New York City’s construction costs are higher than any other U.S. city, except for San Francisco, over 30 percent more than European cities like Paris and more than double Toronto’s, according to an annual survey by Turner & Townsend.

Also, once the rental building is up, operating costs are 50% higher than the country’s average, according to a report published by the Citizens Budget Commission (CBC) Amend It, Don’t End It: Improve 421-a to Spur Rental and Affordable Housing Development. “Fully taxed rental buildings in New York report spending between 60% and 65% of gross rental income on expenses as compared to an average of 38% elsewhere in the country,” the report shows. “As a percentage of rental income, New York’s property taxes are high: 30% in New York City compared to 13% elsewhere in the country.”

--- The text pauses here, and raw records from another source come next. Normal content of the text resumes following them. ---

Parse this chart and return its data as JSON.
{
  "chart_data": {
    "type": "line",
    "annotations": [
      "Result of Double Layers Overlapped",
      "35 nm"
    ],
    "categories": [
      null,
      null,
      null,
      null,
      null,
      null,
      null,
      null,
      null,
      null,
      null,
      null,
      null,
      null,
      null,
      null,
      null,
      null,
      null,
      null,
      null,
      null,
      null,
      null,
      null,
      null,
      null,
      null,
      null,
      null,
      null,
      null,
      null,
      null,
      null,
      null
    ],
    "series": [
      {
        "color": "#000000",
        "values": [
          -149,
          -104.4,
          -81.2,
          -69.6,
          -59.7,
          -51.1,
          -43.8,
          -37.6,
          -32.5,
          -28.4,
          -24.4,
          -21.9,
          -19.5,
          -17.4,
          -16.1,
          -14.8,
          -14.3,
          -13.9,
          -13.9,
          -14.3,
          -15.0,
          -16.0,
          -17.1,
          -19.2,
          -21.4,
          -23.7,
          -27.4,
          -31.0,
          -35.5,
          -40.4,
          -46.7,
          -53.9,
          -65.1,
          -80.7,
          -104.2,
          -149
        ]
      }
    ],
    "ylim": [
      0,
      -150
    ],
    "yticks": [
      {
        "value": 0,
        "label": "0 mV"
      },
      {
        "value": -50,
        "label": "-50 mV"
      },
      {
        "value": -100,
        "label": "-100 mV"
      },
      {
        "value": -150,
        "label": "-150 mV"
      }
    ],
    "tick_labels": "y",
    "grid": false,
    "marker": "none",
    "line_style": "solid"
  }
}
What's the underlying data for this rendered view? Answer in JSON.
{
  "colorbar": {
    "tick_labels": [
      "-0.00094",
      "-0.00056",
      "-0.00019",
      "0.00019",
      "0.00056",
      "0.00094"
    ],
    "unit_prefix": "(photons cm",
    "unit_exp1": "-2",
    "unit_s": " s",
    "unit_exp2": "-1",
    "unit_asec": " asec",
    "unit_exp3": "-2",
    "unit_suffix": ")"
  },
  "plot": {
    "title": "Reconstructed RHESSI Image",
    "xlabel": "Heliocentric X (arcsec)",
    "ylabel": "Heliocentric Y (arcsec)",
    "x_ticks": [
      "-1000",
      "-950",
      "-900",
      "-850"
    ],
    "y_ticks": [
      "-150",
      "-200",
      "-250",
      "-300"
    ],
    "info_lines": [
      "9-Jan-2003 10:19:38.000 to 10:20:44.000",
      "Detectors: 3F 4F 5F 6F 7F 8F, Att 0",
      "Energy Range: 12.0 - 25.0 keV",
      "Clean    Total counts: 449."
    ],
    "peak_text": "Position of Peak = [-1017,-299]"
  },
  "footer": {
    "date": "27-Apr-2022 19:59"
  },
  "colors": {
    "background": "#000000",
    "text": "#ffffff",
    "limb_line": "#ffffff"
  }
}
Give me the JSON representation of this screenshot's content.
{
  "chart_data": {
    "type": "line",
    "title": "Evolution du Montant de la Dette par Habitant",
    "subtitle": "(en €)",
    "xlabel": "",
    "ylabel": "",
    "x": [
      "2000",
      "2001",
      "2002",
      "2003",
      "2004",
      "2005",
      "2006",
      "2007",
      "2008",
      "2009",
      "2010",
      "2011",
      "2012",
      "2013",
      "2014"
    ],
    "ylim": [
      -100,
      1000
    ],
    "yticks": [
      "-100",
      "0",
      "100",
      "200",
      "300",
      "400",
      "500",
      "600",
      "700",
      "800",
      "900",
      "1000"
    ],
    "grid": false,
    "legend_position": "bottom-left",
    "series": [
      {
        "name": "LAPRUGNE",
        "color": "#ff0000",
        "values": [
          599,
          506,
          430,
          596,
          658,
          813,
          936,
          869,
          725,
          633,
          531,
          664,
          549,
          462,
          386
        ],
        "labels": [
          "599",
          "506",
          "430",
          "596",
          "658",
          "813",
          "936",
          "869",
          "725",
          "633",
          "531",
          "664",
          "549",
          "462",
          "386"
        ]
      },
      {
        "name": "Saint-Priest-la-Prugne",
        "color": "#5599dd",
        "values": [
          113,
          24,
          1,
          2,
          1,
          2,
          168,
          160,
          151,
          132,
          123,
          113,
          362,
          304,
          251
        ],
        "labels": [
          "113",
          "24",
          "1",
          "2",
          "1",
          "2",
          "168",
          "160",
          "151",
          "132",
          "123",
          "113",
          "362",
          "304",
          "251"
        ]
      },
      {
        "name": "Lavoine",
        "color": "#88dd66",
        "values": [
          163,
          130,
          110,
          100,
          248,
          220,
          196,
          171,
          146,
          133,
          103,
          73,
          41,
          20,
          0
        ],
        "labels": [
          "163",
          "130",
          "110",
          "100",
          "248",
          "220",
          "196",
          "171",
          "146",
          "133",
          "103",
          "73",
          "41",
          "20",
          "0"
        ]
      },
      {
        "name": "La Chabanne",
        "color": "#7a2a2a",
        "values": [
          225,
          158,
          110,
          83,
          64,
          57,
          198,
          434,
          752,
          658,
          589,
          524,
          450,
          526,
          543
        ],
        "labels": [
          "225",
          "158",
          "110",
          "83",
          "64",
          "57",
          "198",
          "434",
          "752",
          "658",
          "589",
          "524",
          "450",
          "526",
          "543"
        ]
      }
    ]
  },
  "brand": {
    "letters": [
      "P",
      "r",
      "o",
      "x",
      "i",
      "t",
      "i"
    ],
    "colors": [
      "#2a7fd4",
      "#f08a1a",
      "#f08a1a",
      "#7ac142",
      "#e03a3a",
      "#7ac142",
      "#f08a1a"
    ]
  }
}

Therefore, a property tax exemption available for multifamily development, aligns New York City with the rest of the country by reducing “operating expenses, from about 60% to 65% of gross rental income to 30% of income, depending on a building’s size.”

Developers are the Solution, Not the Problem

With 421-a set to end, New York Gov. Kathy Hochel proposed a successor program, 485-w, in the FY 2023 Executive Budget, but it was not approved by the New York State Legislature.

Some New York officials have criticized the 421-a program, claiming it doesn’t adequately serve low-income residents and that the City has lost nearly $1.8 billion in tax revenue because of it. However, this theory assumes that developers would have built the affordable housing without the 421-a tax abatement, which isn’t the case, according to another CBC analysis, No Windfall: Ending 421-a Today Won’t Free up $1.8 Billion for Decades. “The 421-a program exempts only the increase in assessed value attributable to new construction,” the analysis noted. “Property owners continue to pay taxes on the assessed value of the site prior to development…”

In lieu of 421-a, officials like City Comptroller Brad Lander are proposing to overhaul the New York City’s property tax system to encourage affordable housing development. However, a major change like this will be challenging, politically charged and difficult to achieve in a timely manner.

Mayor Adams Gets It, Will the State Legislature?

In Mayor Eric Adams words in a Daily News editorial, “If the 421-a program is allowed to expire without a new program in its place, affordable housing production in New York City would fall off a cliff.”

Mayor Adams gets it. He has pledged $5 billion to build and preserve more than 20,000 units of affordable housing per year.

Unfortunately, that still won’t be enough to meet the demand. New York City has an immediate need for 227,000 new residential units to accommodate the significant growth in its population and jobs between 2010 and 2020, and a projected need for 560,000 new units by 2030, according to a recent Real Estate Board of New York commissioned study.

Without incentives, there will be no new private development of affordable rental housing on the horizon. As a result, the housing crisis in New York City will worsen, reducing the supply of units over the next decade and pricing out not only low-income families but mostly middle-income families.

Developers and their capital have many options to consider when it comes to developing new housing and there is no doubt that New York City is an attractive place for it. However, if developers do not receive the economic value and return necessary for building rental housing, they will abandon the City for a more hospitable environment.